Algorithms: SPDZ, SCALE-MAMBA
Blockchain Transaction Validation
What: Algorithms that allow computers to write transactions to a single ledger-like, decentralized database.
Algorithms: Bitcoin Core, Ethereum, Solana
Cryptographic Hash Functions
What: Algorithms that map inputs to a fixed-size output using deterministic, irreversible, and collision-resistant algorithms.
Digital Signature
What: Algorithms that verify the authenticity of the source of data and the integrity of the data. They ensure the message came from the claimed sender and was not altered. It is used in blockchain transactions, code signing, SSL/TLS, document verification, and lots of other use cases requiring source verification. Batch verification is a bottleneck, so you can use GPUs for that, and FPGAs for fixed-function signature schemes.

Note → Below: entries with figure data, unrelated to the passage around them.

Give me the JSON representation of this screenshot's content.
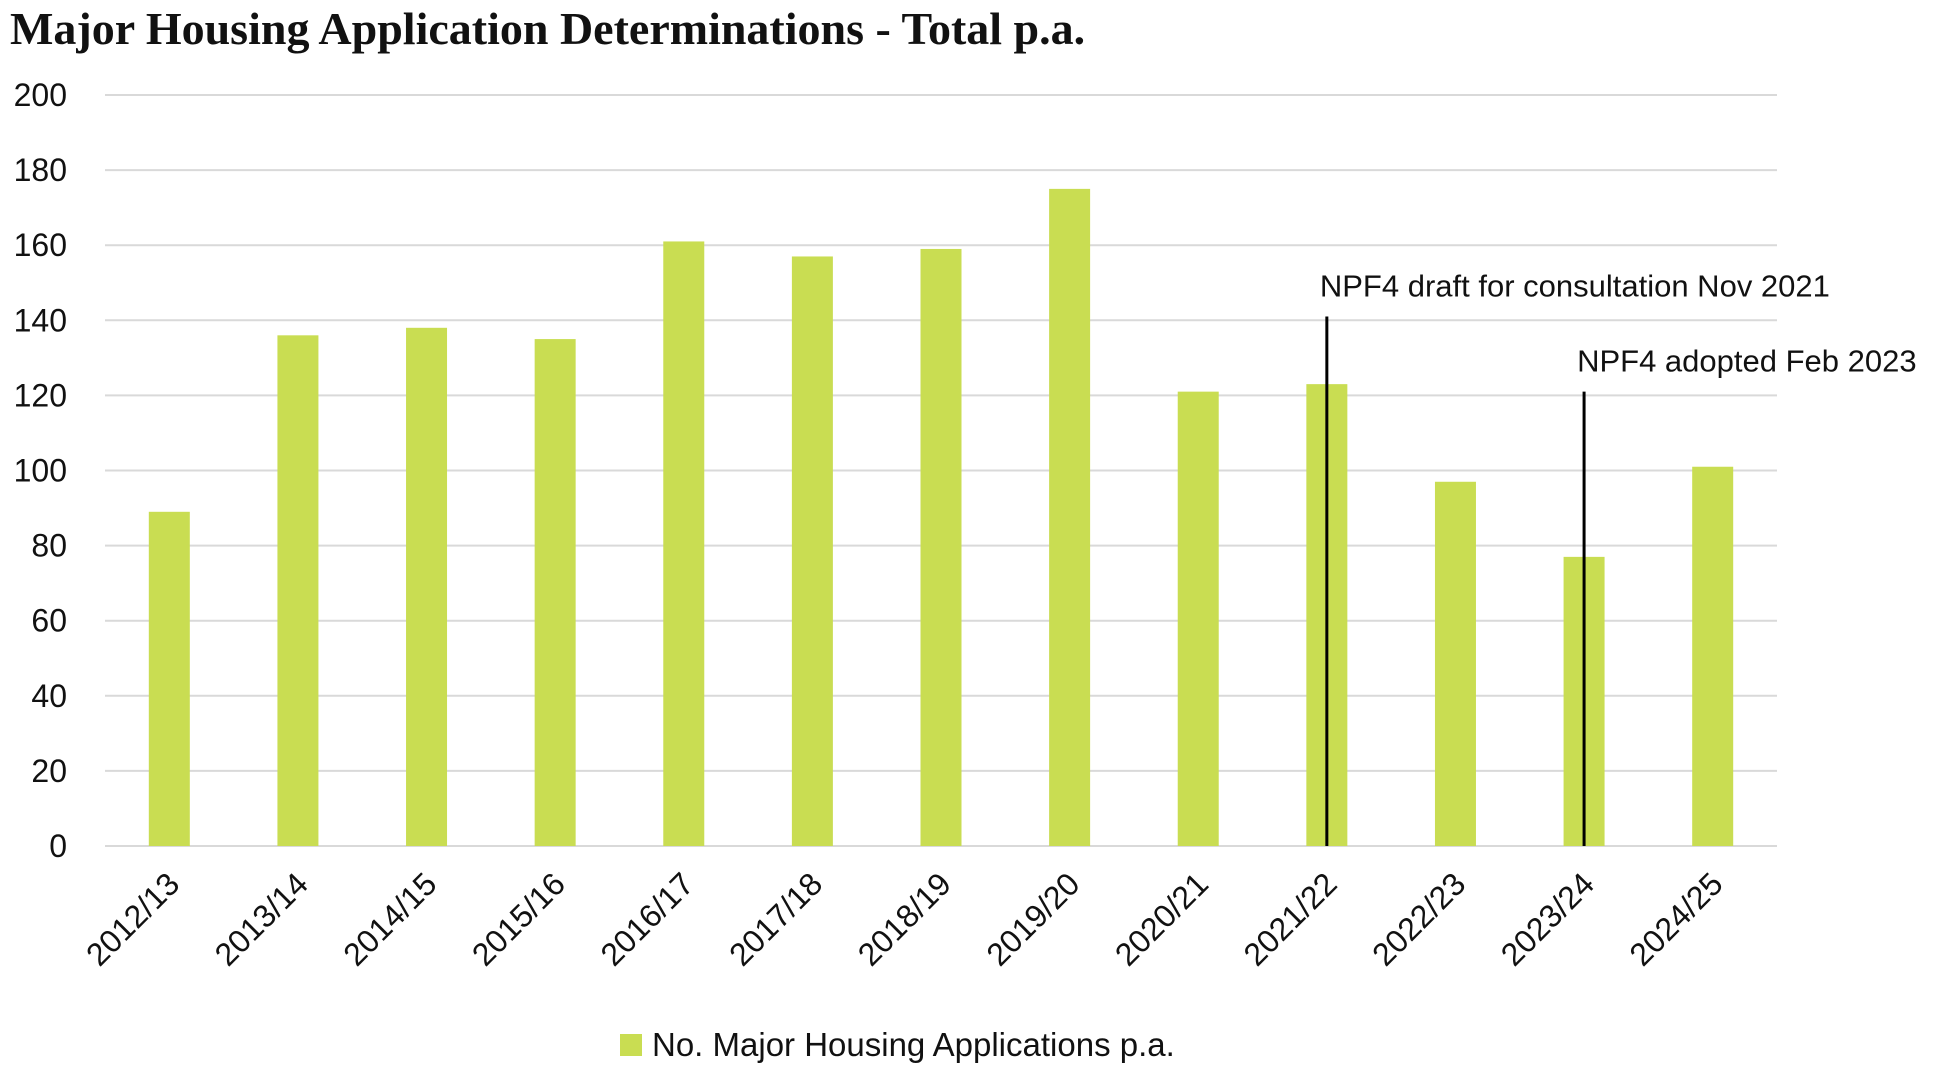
{
  "chart_data": {
    "type": "bar",
    "title": "Major Housing Application Determinations - Total p.a.",
    "categories": [
      "2012/13",
      "2013/14",
      "2014/15",
      "2015/16",
      "2016/17",
      "2017/18",
      "2018/19",
      "2019/20",
      "2020/21",
      "2021/22",
      "2022/23",
      "2023/24",
      "2024/25"
    ],
    "series": [
      {
        "name": "No. Major Housing Applications p.a.",
        "values": [
          89,
          136,
          138,
          135,
          161,
          157,
          159,
          175,
          121,
          123,
          97,
          77,
          101
        ],
        "color": "#c9dd52"
      }
    ],
    "ylim": [
      0,
      200
    ],
    "yticks": [
      0,
      20,
      40,
      60,
      80,
      100,
      120,
      140,
      160,
      180,
      200
    ],
    "grid": true,
    "legend_position": "bottom",
    "xlabel": "",
    "ylabel": "",
    "annotations": [
      {
        "text": "NPF4 draft for consultation Nov 2021",
        "category": "2021/22",
        "value": 141
      },
      {
        "text": "NPF4 adopted Feb 2023",
        "category": "2023/24",
        "value": 121
      }
    ]
  }
}
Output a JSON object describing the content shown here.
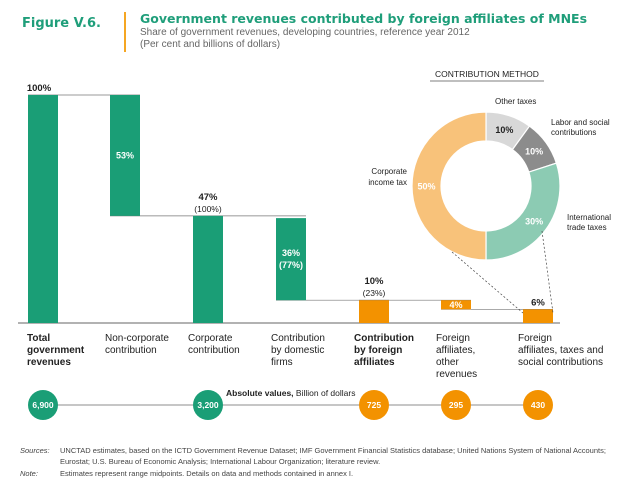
{
  "figure": {
    "label": "Figure V.6.",
    "title": "Government revenues contributed by foreign affiliates of MNEs",
    "subtitle_line1": "Share of government revenues, developing countries, reference year 2012",
    "subtitle_line2": "(Per cent and billions of dollars)"
  },
  "colors": {
    "green": "#1a9e76",
    "orange": "#f39200",
    "light_orange": "#f8c27a",
    "grey_light": "#d8d8d8",
    "grey_dark": "#8c8c8c",
    "mint": "#8ccbb3",
    "title_green": "#1f9e7a"
  },
  "chart_data": [
    {
      "type": "bar",
      "subtype": "waterfall",
      "unit": "per cent of government revenues",
      "ylim": [
        0,
        100
      ],
      "bars": [
        {
          "category": [
            "Total",
            "government",
            "revenues"
          ],
          "category_bold": true,
          "value": 100,
          "base": 0,
          "label": "100%",
          "sublabel": "",
          "label_inside": false,
          "color": "green",
          "absolute_value": "6,900"
        },
        {
          "category": [
            "Non-corporate",
            "contribution"
          ],
          "category_bold": false,
          "value": 53,
          "base": 47,
          "label": "53%",
          "sublabel": "",
          "label_inside": true,
          "color": "green",
          "absolute_value": ""
        },
        {
          "category": [
            "Corporate",
            "contribution"
          ],
          "category_bold": false,
          "value": 47,
          "base": 0,
          "label": "47%",
          "sublabel": "(100%)",
          "label_inside": false,
          "color": "green",
          "absolute_value": "3,200"
        },
        {
          "category": [
            "Contribution",
            "by domestic",
            "firms"
          ],
          "category_bold": false,
          "value": 36,
          "base": 10,
          "label": "36%",
          "sublabel": "(77%)",
          "label_inside": true,
          "color": "green",
          "absolute_value": ""
        },
        {
          "category": [
            "Contribution",
            "by foreign",
            "affiliates"
          ],
          "category_bold": true,
          "value": 10,
          "base": 0,
          "label": "10%",
          "sublabel": "(23%)",
          "label_inside": false,
          "color": "orange",
          "absolute_value": "725"
        },
        {
          "category": [
            "Foreign",
            "affiliates,",
            "other",
            "revenues"
          ],
          "category_bold": false,
          "value": 4,
          "base": 6,
          "label": "4%",
          "sublabel": "",
          "label_inside": true,
          "color": "orange",
          "absolute_value": "295"
        },
        {
          "category": [
            "Foreign",
            "affiliates, taxes and",
            "social contributions"
          ],
          "category_bold": false,
          "value": 6,
          "base": 0,
          "label": "6%",
          "sublabel": "",
          "label_inside": false,
          "color": "orange",
          "absolute_value": "430"
        }
      ],
      "absolute_values_caption_bold": "Absolute values,",
      "absolute_values_caption_rest": " Billion of dollars"
    },
    {
      "type": "pie",
      "subtype": "donut",
      "title": "CONTRIBUTION METHOD",
      "slices": [
        {
          "name": "Other taxes",
          "value": 10,
          "label": "10%",
          "color": "grey_light"
        },
        {
          "name": "Labor and social contributions",
          "value": 10,
          "label": "10%",
          "color": "grey_dark"
        },
        {
          "name": "International trade taxes",
          "value": 30,
          "label": "30%",
          "color": "mint"
        },
        {
          "name": "Corporate income tax",
          "value": 50,
          "label": "50%",
          "color": "light_orange"
        }
      ],
      "callouts": {
        "other": [
          "Other taxes"
        ],
        "labor": [
          "Labor and social",
          "contributions"
        ],
        "trade": [
          "International",
          "trade taxes"
        ],
        "corporate": [
          "Corporate",
          "income tax"
        ]
      }
    }
  ],
  "footer": {
    "sources_key": "Sources:",
    "sources_line1": "UNCTAD estimates, based on the ICTD Government Revenue Dataset; IMF Government Financial Statistics database; United Nations System of National Accounts;",
    "sources_line2": "Eurostat; U.S. Bureau of Economic Analysis; International Labour Organization; literature review.",
    "note_key": "Note:",
    "note_text": "Estimates represent range midpoints. Details on data and methods contained in annex I."
  }
}
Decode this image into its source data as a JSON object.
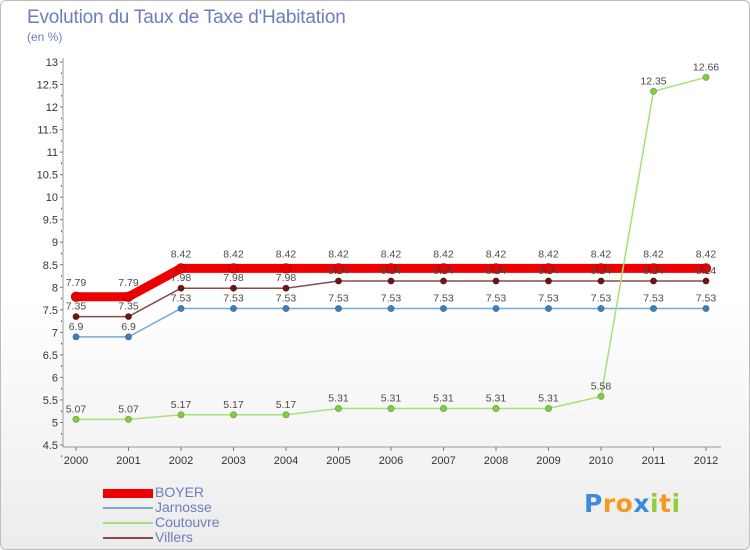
{
  "title": "Evolution du Taux de Taxe d'Habitation",
  "unit": "(en %)",
  "chart_data": {
    "type": "line",
    "title": "Evolution du Taux de Taxe d'Habitation",
    "subtitle": "(en %)",
    "categories": [
      "2000",
      "2001",
      "2002",
      "2003",
      "2004",
      "2005",
      "2006",
      "2007",
      "2008",
      "2009",
      "2010",
      "2011",
      "2012"
    ],
    "ylim": [
      4.5,
      13
    ],
    "yticks": [
      4.5,
      5,
      5.5,
      6,
      6.5,
      7,
      7.5,
      8,
      8.5,
      9,
      9.5,
      10,
      10.5,
      11,
      11.5,
      12,
      12.5,
      13
    ],
    "ytick_labels": [
      "4.5",
      "5",
      "5.5",
      "6",
      "6.5",
      "7",
      "7.5",
      "8",
      "8.5",
      "9",
      "9.5",
      "10",
      "10.5",
      "11",
      "11.5",
      "12",
      "12.5",
      "13"
    ],
    "grid": false,
    "legend_position": "bottom-left",
    "series": [
      {
        "name": "BOYER",
        "color": "#ee0000",
        "marker_color": "#e60000",
        "values": [
          7.79,
          7.79,
          8.42,
          8.42,
          8.42,
          8.42,
          8.42,
          8.42,
          8.42,
          8.42,
          8.42,
          8.42,
          8.42
        ],
        "labels": [
          "7.79",
          "7.79",
          "8.42",
          "8.42",
          "8.42",
          "8.42",
          "8.42",
          "8.42",
          "8.42",
          "8.42",
          "8.42",
          "8.42",
          "8.42"
        ]
      },
      {
        "name": "Jarnosse",
        "color": "#7aa7cf",
        "marker_color": "#3c7fc0",
        "values": [
          6.9,
          6.9,
          7.53,
          7.53,
          7.53,
          7.53,
          7.53,
          7.53,
          7.53,
          7.53,
          7.53,
          7.53,
          7.53
        ],
        "labels": [
          "6.9",
          "6.9",
          "7.53",
          "7.53",
          "7.53",
          "7.53",
          "7.53",
          "7.53",
          "7.53",
          "7.53",
          "7.53",
          "7.53",
          "7.53"
        ]
      },
      {
        "name": "Coutouvre",
        "color": "#a6e07a",
        "marker_color": "#7bd03c",
        "values": [
          5.07,
          5.07,
          5.17,
          5.17,
          5.17,
          5.31,
          5.31,
          5.31,
          5.31,
          5.31,
          5.58,
          12.35,
          12.66
        ],
        "labels": [
          "5.07",
          "5.07",
          "5.17",
          "5.17",
          "5.17",
          "5.31",
          "5.31",
          "5.31",
          "5.31",
          "5.31",
          "5.58",
          "12.35",
          "12.66"
        ]
      },
      {
        "name": "Villers",
        "color": "#8b4a4a",
        "marker_color": "#6e1414",
        "values": [
          7.35,
          7.35,
          7.98,
          7.98,
          7.98,
          8.14,
          8.14,
          8.14,
          8.14,
          8.14,
          8.14,
          8.14,
          8.14
        ],
        "labels": [
          "7.35",
          "7.35",
          "7.98",
          "7.98",
          "7.98",
          "8.14",
          "8.14",
          "8.14",
          "8.14",
          "8.14",
          "8.14",
          "8.14",
          "8.14"
        ]
      }
    ]
  },
  "logo": {
    "letters": [
      "P",
      "r",
      "o",
      "x",
      "i",
      "t",
      "i"
    ],
    "colors": [
      "#3a8ddb",
      "#f39a1f",
      "#f39a1f",
      "#3a8ddb",
      "#8fcf3a",
      "#f39a1f",
      "#8fcf3a"
    ]
  }
}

Algorithms: ECDSA, RSA-PSS, ED25519, BLS, SPHINCS+
Key Exchange Protocols
What: Algorithms that securely establish a shared secret between two parties over an untrusted network. They resist man in the middle attacks and will soon be required to resist brute force quantum attacks. To make these more efficient, we can offload the modular arithmetic to GPU/FPGA, can move the lattice ops on Kyber to TPUs or custom ASICs (probably too small of a market to start now even from $0, but not in 3-5 years), and batch X25519 key exchange on GPUs. There might actually be use cases for this in data centers.
Algorithms: OpenSSL, ECDH, X25519, liboqs, Noise Protocol
Privacy-Preserving ML
What: Algorithms that train on encrypted data without exposing raw inputs. Techniques include homomorphic encryption, secure enclaves (TEE), federated learning, MPC, and differential privacy.
Algorithms: TF Encrypted (Tensorflow), PySyft, CrypTen (PyTorch), FATE (Python), TenSEAL, HETransformer
Secure Multi-Party Data Aggregation
What: Algorithms that are a subset of MPCs. They are basically the same thing but super narrow. To put it in an analogy, MPC is a Turing-complete private computer, and SMDA is a calculator that only does secure sums.
Algorithms: Prio, CryptFlow, FRESCO, TF Encrypted, PySyft
Oblivious RAM (ORAM) Schemes
What: Algorithms that hide memory access patterns from an untrusted storage provider. ORAM randomizes access to memory so each access looks statistically independent. Prevents RAM pattern access leakage, like which medical file is accessed the most.